Cost-benefit analysis is a decision-making process that analyzes the monetary value of an outcome in order to determine whether to proceed. This process is similar to the utilitarian idea that each outcome should weigh good against evil before proceeding. In a cost-benefit analysis, the same process is undertaken; only good and evil are given monetary values instead of pleasure and pain. Whichever action results in the largest gain is the course that is followed. Boatright (2007) points out that while businesses tend to analyze their own bottom-line when making cost-benefit decisions, public officials must look at the effects on everyone (pp. 52-53).
The other major philosophy associated with ethics is Kantianism. The main emphasis of Immanuel Kant’s theory is that actions themselves have a certain intrinsic value independent of the outcome. As Boatright (2007) puts it, “there are some things that we ought to do and others that we ought not to do” (p. 66). Kant (1785/1981) puts it thus, “I should never act except in such a way that I can also will that my maxim should become a universal law” (p. 14). In other words, Kant feels he should always act in such a way that he is always doing the “right” thing.

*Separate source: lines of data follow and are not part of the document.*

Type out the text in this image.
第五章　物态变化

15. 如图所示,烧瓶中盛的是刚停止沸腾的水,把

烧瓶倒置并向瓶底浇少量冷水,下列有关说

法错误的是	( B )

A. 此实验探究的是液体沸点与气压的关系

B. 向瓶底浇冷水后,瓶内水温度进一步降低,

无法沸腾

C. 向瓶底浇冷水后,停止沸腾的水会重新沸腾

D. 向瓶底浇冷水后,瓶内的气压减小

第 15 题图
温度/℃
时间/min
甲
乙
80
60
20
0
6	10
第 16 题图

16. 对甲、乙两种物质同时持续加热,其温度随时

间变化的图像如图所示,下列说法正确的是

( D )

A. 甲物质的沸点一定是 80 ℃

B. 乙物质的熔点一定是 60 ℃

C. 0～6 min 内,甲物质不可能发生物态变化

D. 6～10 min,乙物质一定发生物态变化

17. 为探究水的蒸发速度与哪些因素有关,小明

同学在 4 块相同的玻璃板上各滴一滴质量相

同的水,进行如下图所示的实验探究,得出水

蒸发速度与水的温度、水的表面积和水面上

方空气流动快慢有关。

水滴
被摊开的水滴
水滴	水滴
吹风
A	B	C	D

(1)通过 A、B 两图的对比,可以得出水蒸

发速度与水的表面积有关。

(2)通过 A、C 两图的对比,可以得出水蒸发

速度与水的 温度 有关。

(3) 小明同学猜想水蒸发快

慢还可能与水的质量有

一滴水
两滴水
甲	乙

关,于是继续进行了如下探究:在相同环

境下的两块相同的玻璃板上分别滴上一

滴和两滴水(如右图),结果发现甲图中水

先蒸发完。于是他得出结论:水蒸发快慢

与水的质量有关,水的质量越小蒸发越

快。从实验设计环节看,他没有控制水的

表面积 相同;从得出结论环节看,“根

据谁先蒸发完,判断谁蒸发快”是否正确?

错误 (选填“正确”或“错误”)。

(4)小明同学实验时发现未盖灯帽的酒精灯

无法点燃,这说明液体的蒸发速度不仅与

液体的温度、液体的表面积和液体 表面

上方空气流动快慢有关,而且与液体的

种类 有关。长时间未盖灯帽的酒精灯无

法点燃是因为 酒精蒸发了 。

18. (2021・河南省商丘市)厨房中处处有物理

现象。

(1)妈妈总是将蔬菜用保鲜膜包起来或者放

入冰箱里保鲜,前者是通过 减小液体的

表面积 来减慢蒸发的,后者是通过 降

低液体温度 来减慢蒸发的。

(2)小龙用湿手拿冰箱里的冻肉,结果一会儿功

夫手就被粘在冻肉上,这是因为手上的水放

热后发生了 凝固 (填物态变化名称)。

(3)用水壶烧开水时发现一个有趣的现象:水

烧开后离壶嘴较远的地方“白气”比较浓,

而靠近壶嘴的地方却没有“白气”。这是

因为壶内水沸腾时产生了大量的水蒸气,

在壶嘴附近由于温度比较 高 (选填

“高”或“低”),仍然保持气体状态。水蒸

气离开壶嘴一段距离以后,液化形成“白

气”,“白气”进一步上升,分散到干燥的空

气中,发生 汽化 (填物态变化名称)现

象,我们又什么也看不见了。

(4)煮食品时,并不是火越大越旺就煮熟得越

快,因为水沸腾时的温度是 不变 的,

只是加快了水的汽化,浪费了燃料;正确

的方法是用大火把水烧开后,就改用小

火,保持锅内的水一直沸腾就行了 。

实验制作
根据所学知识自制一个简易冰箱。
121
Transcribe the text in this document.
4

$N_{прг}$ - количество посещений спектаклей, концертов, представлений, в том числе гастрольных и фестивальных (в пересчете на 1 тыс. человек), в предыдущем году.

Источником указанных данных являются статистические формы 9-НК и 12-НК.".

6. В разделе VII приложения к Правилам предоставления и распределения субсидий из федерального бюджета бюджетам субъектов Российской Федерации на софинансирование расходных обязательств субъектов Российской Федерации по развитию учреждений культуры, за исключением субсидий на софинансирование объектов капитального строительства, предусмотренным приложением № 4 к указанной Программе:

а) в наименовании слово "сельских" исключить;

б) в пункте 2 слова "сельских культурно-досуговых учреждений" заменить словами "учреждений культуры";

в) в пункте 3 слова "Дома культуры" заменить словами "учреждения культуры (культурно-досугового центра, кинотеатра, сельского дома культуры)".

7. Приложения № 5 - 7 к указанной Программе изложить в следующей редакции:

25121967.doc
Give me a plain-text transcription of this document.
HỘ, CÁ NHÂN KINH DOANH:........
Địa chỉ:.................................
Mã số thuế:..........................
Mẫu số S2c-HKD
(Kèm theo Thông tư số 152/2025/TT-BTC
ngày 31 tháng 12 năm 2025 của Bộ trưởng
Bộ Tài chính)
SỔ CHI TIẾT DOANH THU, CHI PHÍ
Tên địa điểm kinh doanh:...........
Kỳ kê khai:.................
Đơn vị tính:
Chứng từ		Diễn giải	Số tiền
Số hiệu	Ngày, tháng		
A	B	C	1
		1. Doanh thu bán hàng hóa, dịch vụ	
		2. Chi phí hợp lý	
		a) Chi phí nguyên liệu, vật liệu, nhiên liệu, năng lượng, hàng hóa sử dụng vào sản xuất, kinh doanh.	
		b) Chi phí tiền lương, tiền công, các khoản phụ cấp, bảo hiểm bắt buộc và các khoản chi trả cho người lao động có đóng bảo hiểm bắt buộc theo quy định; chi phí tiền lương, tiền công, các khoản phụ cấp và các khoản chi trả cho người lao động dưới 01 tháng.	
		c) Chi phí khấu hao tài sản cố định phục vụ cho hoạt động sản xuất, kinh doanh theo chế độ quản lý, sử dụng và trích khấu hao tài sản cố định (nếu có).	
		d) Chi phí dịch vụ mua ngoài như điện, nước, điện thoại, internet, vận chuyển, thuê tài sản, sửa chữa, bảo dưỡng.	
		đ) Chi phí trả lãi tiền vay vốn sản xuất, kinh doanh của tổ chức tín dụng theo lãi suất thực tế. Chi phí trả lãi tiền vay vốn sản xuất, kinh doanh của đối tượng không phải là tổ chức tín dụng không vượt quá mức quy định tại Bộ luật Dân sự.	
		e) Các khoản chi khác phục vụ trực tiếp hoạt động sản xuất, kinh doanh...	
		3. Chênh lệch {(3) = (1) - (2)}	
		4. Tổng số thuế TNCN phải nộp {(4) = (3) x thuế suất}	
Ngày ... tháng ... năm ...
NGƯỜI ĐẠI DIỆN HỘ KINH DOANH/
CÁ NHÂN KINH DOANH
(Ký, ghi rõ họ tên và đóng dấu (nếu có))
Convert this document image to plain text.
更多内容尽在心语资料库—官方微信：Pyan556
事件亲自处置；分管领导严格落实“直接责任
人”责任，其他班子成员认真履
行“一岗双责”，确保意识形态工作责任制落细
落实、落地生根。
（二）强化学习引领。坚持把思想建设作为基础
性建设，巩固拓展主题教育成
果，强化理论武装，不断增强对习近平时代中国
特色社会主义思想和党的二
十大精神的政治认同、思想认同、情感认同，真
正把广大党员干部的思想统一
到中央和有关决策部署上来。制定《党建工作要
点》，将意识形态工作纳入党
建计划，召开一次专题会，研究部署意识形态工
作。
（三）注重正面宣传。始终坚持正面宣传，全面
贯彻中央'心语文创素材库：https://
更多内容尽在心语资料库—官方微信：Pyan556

The egalitarian theory proposed by John Rawls is based on the works of Immanuel Kant. Rawls recognizes that society is composed of individuals working toward their own benefit. Problems arise in this society when the individual pursuit of self-interest comes into conflict with the interests of others. Rawls’ theory is that society must create institutions that allow conflicting interests to progress in mutual benefit (Boatright, 2007, p.72).
Like egalitarianism, libertarianism also has its roots in the work of Kant. Based principally in the works of Friedrich von Hayek and Robert Nozick, libertarianism combines Kant’s (1785/1981) individual freedoms (p. 49) with a completely unhindered market system. Hayek, for example, warned against state-planned economies (Boatright, 2007, p. 76). Nozick, on the other hand, is more concerned with the rights of individuals. Nozick especially believes that a society that distributes wealth according to set patterns robs the individual of their right to liberty (Boatright, 2007, p. 78-79).
In his Nicomachean Ethics, Aristotle (350BC/1962) postulated that by “human virtue we do not mean the excellence of the body, but that of the soul” (p.29). This is the essence of virtue ethics. Virtue ethics is less concerned with the actions of the individual and more focused on what makes a good person. Therefore virtue ethics strives to define what virtues a good person embodies, and then defend them as being virtuous (Boatright, 2007, p. 80-81).
All of these theories and concepts together cover the vast range of ethics. Each theory is ultimately concerned with the behavior of individuals; but each strives to direct that behavior by different means. Theories and concepts associated with utilitarianism tend to focus on the benefit of the outcome. The means by which the outcome is produced is of no significance. The other theories tend to focus on the actions of the participants. A business must take care to balance these theories when practicing ethical management.
Aristotle. (1962). Nicomachean Ethics (M Ostwald, Trans.). New York: Macmillan. (Original work published 350 BC).
Boatright, J. (2007). Ethics and the conduct of business, 5th ed. Upper Saddle River, NJ: Pearson.
Kant, I. (1981). Grounding for the Metaphysics of Morals (J. W. Ellington, Trans.). Indianapolis: Hackett. (Original work published 1785).
Mill, J. S. (1956). On Liberty (C. V. Shields, Ed.). Upper Saddle River: Prentice Hall. (Original work published 1859).